Dasar inilah yang digunakan dalam teknologi
pemanasan ohmik. Pemanasan ohmik menggunakan hambatan listrik
dari produk pangan tersebut
untuk menghasilkan energi yang akan menyebabkan terjadinya kenaikan temperatur
sehingga pemanasan yang terjadi akan dapat berjalan cepat dan seragam (Sakr and
Shuli, 2014). Bila
dibandingkan dengan pemanasan konvensional dimana pemanasan diberikan dari luar permukaan bahan
pangan, maka pada pemanasan ohmik, pemanasan
terjadi dari dalam dan di seluruh bagian bahan pangan.
3. Mekanisme Kerja
Pada pemanasan ohmik, suhu
konduktivitas listrik menjadi lebih tinggi, karena terjadinya electro-osmosis
yang tergantung dari besarnya medan voltase yang digunakan. Pada voltase tinggi, electro-osmosis
mendorong ion-ion melewati membran dinding sel bahkan pada suhu lebih
rendah (Muchtadi dan Ayustaningwarno, 2010).
Untuk
menghasilkan panas, bahan pangan harus memiliki konduktifitas listrik. Bahan
pangan yang dilewati arus listrik memberi respon berupa pembangkitan panas
secara internal akibat adanya tahanan listrik dalam bahan pangan tersebut.
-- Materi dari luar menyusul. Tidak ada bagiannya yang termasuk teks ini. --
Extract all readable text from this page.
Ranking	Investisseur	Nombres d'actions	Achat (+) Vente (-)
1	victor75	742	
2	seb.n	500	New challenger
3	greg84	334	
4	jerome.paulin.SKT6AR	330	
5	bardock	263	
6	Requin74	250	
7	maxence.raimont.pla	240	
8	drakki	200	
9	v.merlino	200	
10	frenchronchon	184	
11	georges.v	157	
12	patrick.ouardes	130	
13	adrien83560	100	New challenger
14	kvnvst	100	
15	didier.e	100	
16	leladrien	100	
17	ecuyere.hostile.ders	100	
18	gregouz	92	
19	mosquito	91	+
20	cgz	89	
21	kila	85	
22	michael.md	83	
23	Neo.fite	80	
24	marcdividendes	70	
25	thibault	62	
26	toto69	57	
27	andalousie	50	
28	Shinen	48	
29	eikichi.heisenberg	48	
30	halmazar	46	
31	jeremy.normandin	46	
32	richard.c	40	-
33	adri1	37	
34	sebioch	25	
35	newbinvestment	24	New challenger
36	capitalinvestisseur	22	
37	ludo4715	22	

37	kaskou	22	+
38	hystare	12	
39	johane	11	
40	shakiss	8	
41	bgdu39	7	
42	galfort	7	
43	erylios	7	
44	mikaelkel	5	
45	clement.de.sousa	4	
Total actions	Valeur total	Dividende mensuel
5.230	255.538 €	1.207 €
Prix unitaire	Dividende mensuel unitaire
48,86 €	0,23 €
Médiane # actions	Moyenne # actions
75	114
Jumlah panas yang dibangkitkan dalam bahan pangan akibat aliran
arus berhubungan langsung dengan kerapatan arus yang ditimbulkan oleh besarnya
medan listrik (field strength) dan konduktifitas
listrik dari bahan pangan yang diolah. Konduktifitas listrik bahan pangan
meningkat secara linier dengan peningkatan suhu sehingga proses pemanasan
menjadi semakin efektif dengan semakin meningkatnya suhu selama proses pemanasan
ohmik berlangsung (Salengke dan Sastry, 1999).
4. Peralatan
Gambar 1. Rancangan
dasar dari sitem pemanasan ohmik. (a) sistem batch,
untuk (b)-(d) adalah sistem kontinu.
Bahan yang biasa digunakan
untuk elektroda adalah titanium, stainless steel, platinized-titanium,
aluminium dan graphite. Untuk produk yang memiliki kualitas yang tinggi,
biasanya penggunaan logam seperti stainless
steel lebih disarankan, pada saat yang sama frekuensi dan tegangan harus
ditingkatkan untuk mencegah terjadinya korosi (Sakr and Shuli, 2014).
5. Keunggulan
Keuntungan
menggunakan pemanasan ohmik yaitu efisiensi konversi energi dan kedalaman penetrasi lebih
tinggi dibandingkan microwave. Selain itu Pencapaian temperatur yang diinginkan
berlangsung dengan cepat (>1oC/s), seragam, dan menyeluruh (tidak hanya
di permukaan). Sedangkan keunggulan utama dari pemanasan ohmik yaitu cepat dan system
pemanasannya yang relatif seragam dan merata, termasuk untuk produk yang mengandung
partikulat yang dapat mengurangi jumlah total panas yang kontak dengan produk
dibandingkan dengan pemanasan konvensional yang memerlukan waktu lama untuk
terjadinya penetrasi panas ke bagian pusat bahan (Muchtadi dan Ayustaningwarno,
2010).
6. Aplikasi
Pemanasan ohmik dapat digunakan untuk memanaskan makanan
cair yang mengandung partikulat besar, seperti sup dan makanan rebus dan irisan
buah-buahan pada sirup, saus, dan cairan sensitif panas. Aplikasi lain potensi
ohmik pemanasan termasuk blanching, pencairan, gelatinisasi, fermentasi,
pengeringan dan ekstraksi (Ramaswamy, 2003). Beberapa penelitian yang mengaplikasikan pemanasan
ohmik yaitu sebagai berikut:
a. Pasteurisasi
Gochujang
(Cho et al., 2016)
Gochujang (produk pangan tradisional
Korea) yang memiliki nilai konduktivitas yang rendah (0,458 W/m.K)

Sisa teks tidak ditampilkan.